El fin de ETA lo trajo la firmeza del Estado de Derecho y no la izquierda abertzale, por mucho que ahora, en pomposos actos, se afanen en revestir a sus líderes como los grandes gestores de la paz. No, los auténticos 'hombres y mujeres de paz' fueron los que durante años resistieron a la amenaza y el acoso terrorista en este país. Esos son los verdaderos héroes y quienes merecen nuestro reconocimiento.
Efectivamente hay que reconocer a las víctimas, y es un paso que ya ha dado la izquierda abertzale. Pero por otro lado, la paz no se hubiera logrado sin gente como Otegi que ayudaron a virar la estrategia política. Cuesta reconocer al adversario. E internacionalmente y en la gestión del fin de cualquier conflicto, así ha sido. No se puede hablar de concordia sin contar con una parte de la sociedad.

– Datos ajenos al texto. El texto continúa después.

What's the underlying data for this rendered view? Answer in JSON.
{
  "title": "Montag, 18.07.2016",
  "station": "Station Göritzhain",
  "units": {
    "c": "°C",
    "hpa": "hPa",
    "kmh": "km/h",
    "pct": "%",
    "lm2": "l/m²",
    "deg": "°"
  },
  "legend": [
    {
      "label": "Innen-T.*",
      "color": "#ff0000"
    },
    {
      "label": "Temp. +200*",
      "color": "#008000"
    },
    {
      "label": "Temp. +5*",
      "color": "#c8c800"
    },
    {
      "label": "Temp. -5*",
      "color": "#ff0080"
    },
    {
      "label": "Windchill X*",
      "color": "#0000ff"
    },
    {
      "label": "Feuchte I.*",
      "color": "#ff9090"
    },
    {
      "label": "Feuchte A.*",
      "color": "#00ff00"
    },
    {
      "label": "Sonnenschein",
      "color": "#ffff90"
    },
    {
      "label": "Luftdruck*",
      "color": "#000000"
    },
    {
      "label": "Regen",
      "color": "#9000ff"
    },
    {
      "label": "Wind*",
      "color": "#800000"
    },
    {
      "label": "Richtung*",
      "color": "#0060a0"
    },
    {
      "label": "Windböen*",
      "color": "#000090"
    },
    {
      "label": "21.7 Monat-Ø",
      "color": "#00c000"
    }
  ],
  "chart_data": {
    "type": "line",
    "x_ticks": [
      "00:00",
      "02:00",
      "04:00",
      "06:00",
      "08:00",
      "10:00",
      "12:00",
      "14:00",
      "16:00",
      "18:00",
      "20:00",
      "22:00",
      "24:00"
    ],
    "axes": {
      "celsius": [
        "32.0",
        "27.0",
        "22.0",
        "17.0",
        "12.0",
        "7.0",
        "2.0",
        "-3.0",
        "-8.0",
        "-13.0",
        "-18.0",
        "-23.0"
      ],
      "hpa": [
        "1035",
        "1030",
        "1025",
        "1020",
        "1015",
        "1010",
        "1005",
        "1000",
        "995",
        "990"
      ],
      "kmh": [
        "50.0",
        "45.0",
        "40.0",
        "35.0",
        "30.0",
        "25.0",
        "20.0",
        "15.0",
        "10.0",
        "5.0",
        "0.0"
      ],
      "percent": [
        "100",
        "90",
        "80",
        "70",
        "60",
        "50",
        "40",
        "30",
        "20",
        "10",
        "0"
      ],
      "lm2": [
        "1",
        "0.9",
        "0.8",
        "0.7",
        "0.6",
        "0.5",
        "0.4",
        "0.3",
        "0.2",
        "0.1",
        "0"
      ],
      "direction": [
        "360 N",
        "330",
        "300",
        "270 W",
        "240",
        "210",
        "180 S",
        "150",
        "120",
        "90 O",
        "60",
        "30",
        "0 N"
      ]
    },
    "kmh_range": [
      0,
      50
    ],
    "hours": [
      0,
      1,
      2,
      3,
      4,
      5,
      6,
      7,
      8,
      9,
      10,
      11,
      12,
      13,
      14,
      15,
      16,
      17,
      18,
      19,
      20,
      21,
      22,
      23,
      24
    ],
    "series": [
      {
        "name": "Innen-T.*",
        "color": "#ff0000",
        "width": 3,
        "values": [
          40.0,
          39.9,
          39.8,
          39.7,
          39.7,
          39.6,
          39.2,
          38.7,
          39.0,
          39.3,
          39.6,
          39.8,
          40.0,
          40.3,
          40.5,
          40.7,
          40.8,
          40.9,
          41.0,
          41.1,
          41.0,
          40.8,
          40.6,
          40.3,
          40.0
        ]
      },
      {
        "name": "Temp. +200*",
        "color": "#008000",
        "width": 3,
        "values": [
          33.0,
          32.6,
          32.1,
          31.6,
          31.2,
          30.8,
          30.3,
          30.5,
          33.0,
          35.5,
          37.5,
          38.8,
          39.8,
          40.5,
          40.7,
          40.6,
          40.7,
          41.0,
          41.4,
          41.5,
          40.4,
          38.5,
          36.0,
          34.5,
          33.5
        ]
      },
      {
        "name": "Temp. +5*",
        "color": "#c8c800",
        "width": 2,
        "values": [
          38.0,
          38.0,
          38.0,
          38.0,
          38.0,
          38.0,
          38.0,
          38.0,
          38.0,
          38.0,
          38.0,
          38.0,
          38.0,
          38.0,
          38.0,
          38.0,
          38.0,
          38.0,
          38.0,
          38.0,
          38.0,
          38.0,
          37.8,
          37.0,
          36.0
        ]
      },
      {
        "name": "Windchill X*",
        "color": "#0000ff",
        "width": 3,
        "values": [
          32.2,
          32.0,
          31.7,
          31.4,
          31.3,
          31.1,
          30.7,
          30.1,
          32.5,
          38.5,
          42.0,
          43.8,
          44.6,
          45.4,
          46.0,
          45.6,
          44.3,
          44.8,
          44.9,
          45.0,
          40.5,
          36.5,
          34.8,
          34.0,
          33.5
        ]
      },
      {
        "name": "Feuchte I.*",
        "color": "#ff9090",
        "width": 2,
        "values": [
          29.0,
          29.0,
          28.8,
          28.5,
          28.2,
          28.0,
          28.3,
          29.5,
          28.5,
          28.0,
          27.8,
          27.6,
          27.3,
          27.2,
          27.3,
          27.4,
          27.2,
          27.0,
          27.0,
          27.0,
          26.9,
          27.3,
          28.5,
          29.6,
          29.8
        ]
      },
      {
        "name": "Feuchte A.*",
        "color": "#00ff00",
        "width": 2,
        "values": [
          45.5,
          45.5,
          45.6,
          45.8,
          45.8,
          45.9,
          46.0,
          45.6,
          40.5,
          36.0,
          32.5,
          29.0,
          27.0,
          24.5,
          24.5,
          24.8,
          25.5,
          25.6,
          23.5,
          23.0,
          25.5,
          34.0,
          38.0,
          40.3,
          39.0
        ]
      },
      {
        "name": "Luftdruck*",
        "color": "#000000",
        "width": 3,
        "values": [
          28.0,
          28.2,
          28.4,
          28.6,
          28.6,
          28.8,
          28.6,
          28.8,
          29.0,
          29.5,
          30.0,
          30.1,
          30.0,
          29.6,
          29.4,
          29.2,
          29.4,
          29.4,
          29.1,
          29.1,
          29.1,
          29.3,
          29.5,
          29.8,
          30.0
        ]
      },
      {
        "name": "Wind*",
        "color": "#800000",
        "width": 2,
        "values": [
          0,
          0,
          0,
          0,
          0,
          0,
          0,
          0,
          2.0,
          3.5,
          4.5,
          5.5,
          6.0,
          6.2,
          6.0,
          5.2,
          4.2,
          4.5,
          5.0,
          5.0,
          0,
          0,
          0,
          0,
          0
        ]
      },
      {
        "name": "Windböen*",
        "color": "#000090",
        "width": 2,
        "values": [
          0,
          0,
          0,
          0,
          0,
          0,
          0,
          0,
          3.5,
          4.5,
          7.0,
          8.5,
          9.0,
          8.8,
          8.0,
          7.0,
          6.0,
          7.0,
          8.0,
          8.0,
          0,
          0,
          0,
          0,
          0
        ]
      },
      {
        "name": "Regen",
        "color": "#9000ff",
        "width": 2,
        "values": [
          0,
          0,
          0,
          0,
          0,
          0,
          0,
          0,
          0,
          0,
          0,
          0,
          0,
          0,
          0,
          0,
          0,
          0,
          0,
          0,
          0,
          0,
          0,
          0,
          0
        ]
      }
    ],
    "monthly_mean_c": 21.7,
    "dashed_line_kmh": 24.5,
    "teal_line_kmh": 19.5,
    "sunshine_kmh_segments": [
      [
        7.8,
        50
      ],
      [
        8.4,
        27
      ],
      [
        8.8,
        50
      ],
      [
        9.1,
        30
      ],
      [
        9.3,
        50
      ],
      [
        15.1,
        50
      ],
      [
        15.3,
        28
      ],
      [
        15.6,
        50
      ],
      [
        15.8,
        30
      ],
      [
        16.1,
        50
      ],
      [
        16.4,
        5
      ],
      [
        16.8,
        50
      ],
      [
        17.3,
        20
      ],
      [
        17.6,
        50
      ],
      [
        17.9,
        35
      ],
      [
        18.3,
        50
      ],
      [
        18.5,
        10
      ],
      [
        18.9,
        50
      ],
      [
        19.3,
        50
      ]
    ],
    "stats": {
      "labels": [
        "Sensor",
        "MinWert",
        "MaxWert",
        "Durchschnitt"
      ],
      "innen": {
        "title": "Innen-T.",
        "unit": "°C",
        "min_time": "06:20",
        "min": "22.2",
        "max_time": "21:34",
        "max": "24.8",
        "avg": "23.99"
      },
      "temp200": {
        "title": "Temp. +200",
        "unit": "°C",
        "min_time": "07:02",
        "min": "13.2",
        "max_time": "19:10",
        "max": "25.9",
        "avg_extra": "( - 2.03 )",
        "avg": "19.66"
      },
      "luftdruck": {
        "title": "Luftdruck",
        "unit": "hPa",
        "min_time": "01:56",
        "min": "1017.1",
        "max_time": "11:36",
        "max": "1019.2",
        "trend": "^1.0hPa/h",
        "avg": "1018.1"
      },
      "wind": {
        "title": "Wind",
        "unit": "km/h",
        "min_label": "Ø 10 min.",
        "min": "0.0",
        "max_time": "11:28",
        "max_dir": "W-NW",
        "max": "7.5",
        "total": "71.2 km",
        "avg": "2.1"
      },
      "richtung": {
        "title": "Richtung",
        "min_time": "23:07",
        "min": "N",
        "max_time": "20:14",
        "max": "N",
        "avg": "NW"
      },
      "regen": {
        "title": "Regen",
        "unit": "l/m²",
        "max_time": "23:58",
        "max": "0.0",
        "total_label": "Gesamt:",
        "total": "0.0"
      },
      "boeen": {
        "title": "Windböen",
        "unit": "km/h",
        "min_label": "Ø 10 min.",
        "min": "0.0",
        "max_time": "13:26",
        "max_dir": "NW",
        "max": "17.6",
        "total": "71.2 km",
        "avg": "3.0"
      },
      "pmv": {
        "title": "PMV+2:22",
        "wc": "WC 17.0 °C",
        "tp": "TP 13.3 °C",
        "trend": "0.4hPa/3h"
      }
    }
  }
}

Por otro lado, por mucho que adopte una estética más aperturista, la izquierda española sigue siendo más española que izquierda. Como se puede ver en las condescendientes palabras de Pablo Iglesias. Lo primero, sentirse orgulloso de ser español. Nadie le niega ese sentimiento. Aunque creo que desde la II República española hay poco motivos para hacerlo a nivel político.

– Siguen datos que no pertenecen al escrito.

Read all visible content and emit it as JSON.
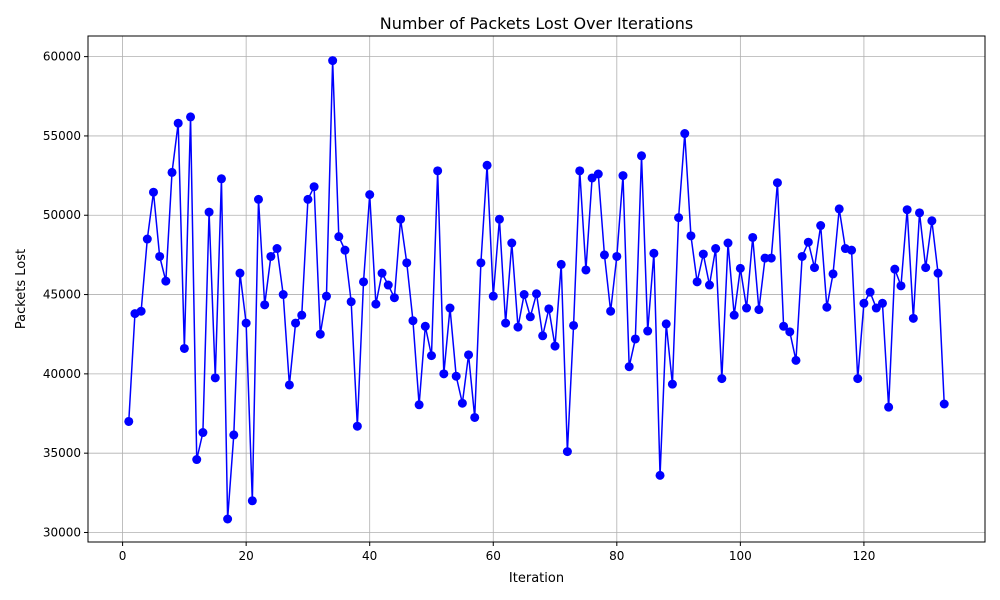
{
  "chart_data": {
    "type": "line",
    "title": "Number of Packets Lost Over Iterations",
    "xlabel": "Iteration",
    "ylabel": "Packets Lost",
    "xlim": [
      -5.6,
      139.6
    ],
    "ylim": [
      29400,
      61300
    ],
    "x_ticks": [
      0,
      20,
      40,
      60,
      80,
      100,
      120
    ],
    "y_ticks": [
      30000,
      35000,
      40000,
      45000,
      50000,
      55000,
      60000
    ],
    "grid": true,
    "legend": "none",
    "marker": "circle",
    "color": "#0000ff",
    "series": [
      {
        "x": [
          1,
          2,
          3,
          4,
          5,
          6,
          7,
          8,
          9,
          10,
          11,
          12,
          13,
          14,
          15,
          16,
          17,
          18,
          19,
          20,
          21,
          22,
          23,
          24,
          25,
          26,
          27,
          28,
          29,
          30,
          31,
          32,
          33,
          34,
          35,
          36,
          37,
          38,
          39,
          40,
          41,
          42,
          43,
          44,
          45,
          46,
          47,
          48,
          49,
          50,
          51,
          52,
          53,
          54,
          55,
          56,
          57,
          58,
          59,
          60,
          61,
          62,
          63,
          64,
          65,
          66,
          67,
          68,
          69,
          70,
          71,
          72,
          73,
          74,
          75,
          76,
          77,
          78,
          79,
          80,
          81,
          82,
          83,
          84,
          85,
          86,
          87,
          88,
          89,
          90,
          91,
          92,
          93,
          94,
          95,
          96,
          97,
          98,
          99,
          100,
          101,
          102,
          103,
          104,
          105,
          106,
          107,
          108,
          109,
          110,
          111,
          112,
          113,
          114,
          115,
          116,
          117,
          118,
          119,
          120,
          121,
          122,
          123,
          124,
          125,
          126,
          127,
          128,
          129,
          130,
          131,
          132,
          133
        ],
        "values": [
          37000,
          43800,
          43950,
          48500,
          51450,
          47400,
          45850,
          52700,
          55800,
          41600,
          56200,
          34600,
          36300,
          50200,
          39750,
          52300,
          30850,
          36150,
          46350,
          43200,
          32000,
          51000,
          44350,
          47400,
          47900,
          45000,
          39300,
          43200,
          43700,
          51000,
          51800,
          42500,
          44900,
          59750,
          48650,
          47800,
          44550,
          36700,
          45800,
          51300,
          44400,
          46350,
          45600,
          44800,
          49750,
          47000,
          43350,
          38050,
          43000,
          41150,
          52800,
          40000,
          44150,
          39850,
          38150,
          41200,
          37250,
          47000,
          53150,
          44900,
          49750,
          43200,
          48250,
          42950,
          45000,
          43600,
          45050,
          42400,
          44100,
          41750,
          46900,
          35100,
          43050,
          52800,
          46550,
          52350,
          52600,
          47500,
          43950,
          47400,
          52500,
          40450,
          42200,
          53750,
          42700,
          47600,
          33600,
          43150,
          39350,
          49850,
          55150,
          48700,
          45800,
          47550,
          45600,
          47900,
          39700,
          48250,
          43700,
          46650,
          44150,
          48600,
          44050,
          47300,
          47300,
          52050,
          43000,
          42650,
          40850,
          47400,
          48300,
          46700,
          49350,
          44200,
          46300,
          50400,
          47900,
          47800,
          39700,
          44450,
          45150,
          44150,
          44450,
          37900,
          46600,
          45550,
          50350,
          43500,
          50150,
          46700,
          49650,
          46350,
          38100
        ]
      }
    ]
  }
}
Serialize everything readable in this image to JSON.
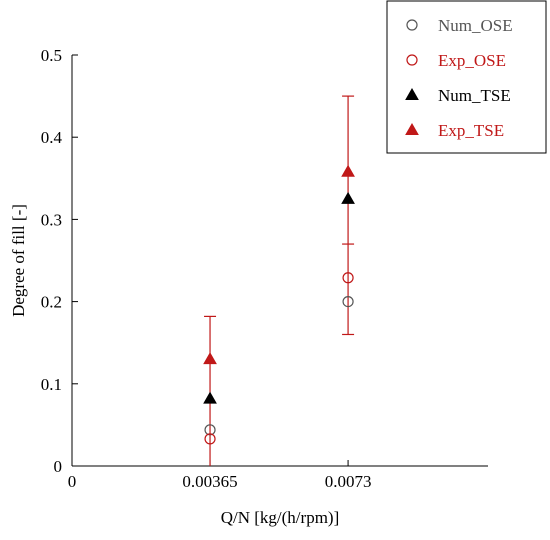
{
  "chart_data": {
    "type": "scatter",
    "title": "",
    "xlabel": "Q/N [kg/(h/rpm)]",
    "ylabel": "Degree of fill [-]",
    "x_ticks": [
      {
        "value": 0,
        "label": "0"
      },
      {
        "value": 0.00365,
        "label": "0.00365"
      },
      {
        "value": 0.0073,
        "label": "0.0073"
      }
    ],
    "y_ticks": [
      {
        "value": 0,
        "label": "0"
      },
      {
        "value": 0.1,
        "label": "0.1"
      },
      {
        "value": 0.2,
        "label": "0.2"
      },
      {
        "value": 0.3,
        "label": "0.3"
      },
      {
        "value": 0.4,
        "label": "0.4"
      },
      {
        "value": 0.5,
        "label": "0.5"
      }
    ],
    "xlim": [
      0,
      0.011
    ],
    "ylim": [
      0,
      0.5
    ],
    "grid": false,
    "legend_position": "top-right",
    "series": [
      {
        "name": "Num_OSE",
        "marker": "circle-open",
        "color": "#555555",
        "points": [
          {
            "x": 0.00365,
            "y": 0.044
          },
          {
            "x": 0.0073,
            "y": 0.2
          }
        ]
      },
      {
        "name": "Exp_OSE",
        "marker": "circle-open",
        "color": "#c01818",
        "points": [
          {
            "x": 0.00365,
            "y": 0.033
          },
          {
            "x": 0.0073,
            "y": 0.229
          }
        ]
      },
      {
        "name": "Num_TSE",
        "marker": "triangle-filled",
        "color": "#000000",
        "points": [
          {
            "x": 0.00365,
            "y": 0.082
          },
          {
            "x": 0.0073,
            "y": 0.325
          }
        ]
      },
      {
        "name": "Exp_TSE",
        "marker": "triangle-filled",
        "color": "#c01818",
        "points": [
          {
            "x": 0.00365,
            "y": 0.13,
            "err_low": 0.0,
            "err_high": 0.182
          },
          {
            "x": 0.0073,
            "y": 0.358,
            "err_low": 0.16,
            "err_high": 0.45
          }
        ]
      }
    ],
    "error_caps": [
      {
        "x": 0.0073,
        "y": 0.27
      }
    ]
  }
}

Estoy orgulloso de ser español y claro que mi patria se puede democratizar. Nosotros no nos vamos a hacer independentistas, pero no me parece mal que los haya y que podamos debatir.
Ya está reconociendo implícitamente que hay cosas que mejorar y aún así se siente orgulloso. Veo difícil democratizar el estado español y más aún en el marco del régimen del 78. Con condescendencia no le parece mal que haya independentistas, para lo que no necesitamos su permiso ni su parabién. Ni que nos venga a dar lecciones de nada y más cuando responde con un va a ser que no prepotente a la propuesta de iniciar un proceso constituyente.
Pero peor es Monedero, un auténtico jacobino. A esta gente no le crea contradicciones tener un sentimiento nacional y ser de izquierdas, como acostumbran a hacer con otros.
Prestar demasiada atención a cuestiones de identidad nacional deja fuera de foco lo realmente relevante, que es la urgencia social que están atravesando muchos vascos y muchos españoles.
La trampa de patria o izquierda como si fueran cosas excluyentes.
Ayer Otegi se equivocó; quiso seguir entendiendo que España es un sitio de guardias civiles decimonónicos con mostacho y folclóricas y no, en España hay muchos que luchamos por los derechos humanos; se equivoca cuando cree que España es poco menos que una cárcel, no es cierto.
No tiene nada que ver la visión positiva o negativa sobre un país y menos aún sobre la gente de a pie. Simplemente queremos decidir nuestro futuro. Sin odiar a nadie. Sin impedir que nadie se exprese libremente.